На широком мраморном подоконнике стояла Саня Елошевич, одетая в старую хирургическую робу. Ее голова была обвязана пестрой тряпочкой.
— Вы прямо Арабелла — дочь пирата, — сказал Миллер, подходя к окну. — А что здесь происходит?
— Ну, здравствуйте, царь! Сегодня субботник, так что возьмите у Тамары Семеновны рабочую одежду и присоединяйтесь.
Саня присела на корточки, чтобы прополоскать тряпку в стоявшем на подоконнике тазу, и ее лицо, обрамленное легкими завитками волос, с каплями пота над верхней губой, вдруг оказалось совсем рядом с лицом Миллера. Он смутился и резко отодвинулся.
Она отжала тряпку и стала размашистыми движениями протирать раму. Окна в старинном здании клиники были огромные, и Сане приходилось то приседать, то вставать на цыпочки. Миллер подумал, что она двигается, как стриптизерша у шеста, и неожиданно эта мысль очень его возбудила.
Чтобы избавиться от наваждения, он сообщил Сане, что он думает о ее пластике.
Саня расхохоталась:
— Ну, по законам русской речи стриптизерша — это всего лишь жена стриптизера. Включайтесь в работу, и работа развеет ваши пошлые мысли!
— А закосить нельзя? — шепотом спросил Миллер, озираясь.
Саня с непривычным для нее изяществом спрыгнула с подоконника.
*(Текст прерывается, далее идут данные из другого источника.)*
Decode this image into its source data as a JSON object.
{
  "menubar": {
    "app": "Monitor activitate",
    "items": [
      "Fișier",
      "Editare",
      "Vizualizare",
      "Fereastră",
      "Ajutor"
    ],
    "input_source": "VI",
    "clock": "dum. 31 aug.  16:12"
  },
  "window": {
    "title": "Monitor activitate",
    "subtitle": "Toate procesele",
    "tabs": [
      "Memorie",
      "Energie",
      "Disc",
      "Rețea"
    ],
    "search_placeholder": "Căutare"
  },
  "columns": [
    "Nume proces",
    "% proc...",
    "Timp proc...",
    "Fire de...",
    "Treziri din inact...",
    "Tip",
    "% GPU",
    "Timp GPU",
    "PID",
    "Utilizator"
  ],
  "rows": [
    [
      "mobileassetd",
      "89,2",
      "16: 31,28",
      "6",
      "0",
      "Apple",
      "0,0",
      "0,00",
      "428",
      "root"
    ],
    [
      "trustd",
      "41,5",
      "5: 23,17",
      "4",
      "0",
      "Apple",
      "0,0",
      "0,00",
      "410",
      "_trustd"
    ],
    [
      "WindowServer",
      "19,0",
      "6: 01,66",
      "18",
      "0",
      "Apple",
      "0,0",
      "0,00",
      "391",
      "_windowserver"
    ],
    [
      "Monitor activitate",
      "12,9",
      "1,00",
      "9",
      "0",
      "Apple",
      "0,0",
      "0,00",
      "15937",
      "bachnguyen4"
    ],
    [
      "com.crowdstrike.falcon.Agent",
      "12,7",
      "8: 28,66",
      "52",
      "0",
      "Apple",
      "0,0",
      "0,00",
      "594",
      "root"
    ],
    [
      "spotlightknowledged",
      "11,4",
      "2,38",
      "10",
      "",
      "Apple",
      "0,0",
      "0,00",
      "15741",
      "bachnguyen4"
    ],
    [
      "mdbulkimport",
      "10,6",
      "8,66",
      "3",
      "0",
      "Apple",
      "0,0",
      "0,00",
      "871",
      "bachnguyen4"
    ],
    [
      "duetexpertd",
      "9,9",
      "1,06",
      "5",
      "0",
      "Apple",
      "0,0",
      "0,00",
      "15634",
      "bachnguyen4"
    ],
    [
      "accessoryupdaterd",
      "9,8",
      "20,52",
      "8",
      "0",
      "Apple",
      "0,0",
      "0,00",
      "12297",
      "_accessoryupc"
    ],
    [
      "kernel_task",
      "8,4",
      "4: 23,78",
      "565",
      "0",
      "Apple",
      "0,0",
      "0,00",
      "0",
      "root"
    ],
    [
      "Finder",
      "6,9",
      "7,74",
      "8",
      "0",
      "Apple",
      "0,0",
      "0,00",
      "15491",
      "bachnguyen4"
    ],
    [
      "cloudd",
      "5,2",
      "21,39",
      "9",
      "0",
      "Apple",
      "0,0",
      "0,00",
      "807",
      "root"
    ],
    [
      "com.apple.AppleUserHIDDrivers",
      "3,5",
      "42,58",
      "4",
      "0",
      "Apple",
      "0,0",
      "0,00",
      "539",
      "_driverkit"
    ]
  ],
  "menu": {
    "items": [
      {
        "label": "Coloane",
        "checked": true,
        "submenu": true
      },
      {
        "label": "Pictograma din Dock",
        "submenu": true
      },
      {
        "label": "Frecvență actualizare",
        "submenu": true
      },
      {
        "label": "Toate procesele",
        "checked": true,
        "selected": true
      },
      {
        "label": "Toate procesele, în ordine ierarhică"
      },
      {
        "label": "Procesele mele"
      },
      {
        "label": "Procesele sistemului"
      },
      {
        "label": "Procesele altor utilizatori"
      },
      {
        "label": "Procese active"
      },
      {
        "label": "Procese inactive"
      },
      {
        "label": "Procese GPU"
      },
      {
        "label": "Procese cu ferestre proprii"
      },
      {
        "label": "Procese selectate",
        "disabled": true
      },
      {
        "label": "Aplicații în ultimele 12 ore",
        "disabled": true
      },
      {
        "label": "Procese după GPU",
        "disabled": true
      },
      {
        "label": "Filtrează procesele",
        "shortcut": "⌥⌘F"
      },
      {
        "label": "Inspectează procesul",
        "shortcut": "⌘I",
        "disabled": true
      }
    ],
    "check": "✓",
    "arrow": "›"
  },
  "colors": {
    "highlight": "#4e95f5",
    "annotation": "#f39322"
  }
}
— Косить еще рано. Зато копать уже можно. Сейчас Тамара Семеновна отведет вас в свой цветник.
— Это неслыханно! — возмутился Миллер и куда-то побежал.
Саня домыла окно, села на подоконник, закурила и посмотрела вниз.
Возле крыльца клиники стояли профессор Криворучко и Тамара Семеновна. Как помещики, они озирали свои владения и, видимо, обсуждали, где что вскапывать. Потом на крыльцо вылетел Миллер. Увидев Криворучко, он перешел на строевой шаг и направился к нему. До Сани долетело слово «Ленин», а вслед за ним многократно повторенная комбинация из трех известных букв — с ее помощью старый профессор давал молодому краткую историческую справку. Со вкусом затянувшись, Саня перегнулась через подоконник: теперь Тамара Семеновна гладила разгневанного Миллера по плечу, а Криворучко, вдохновенно глядя вдаль, размахивал руками и объяснял ему, как вскоре все преобразится благодаря их трудам.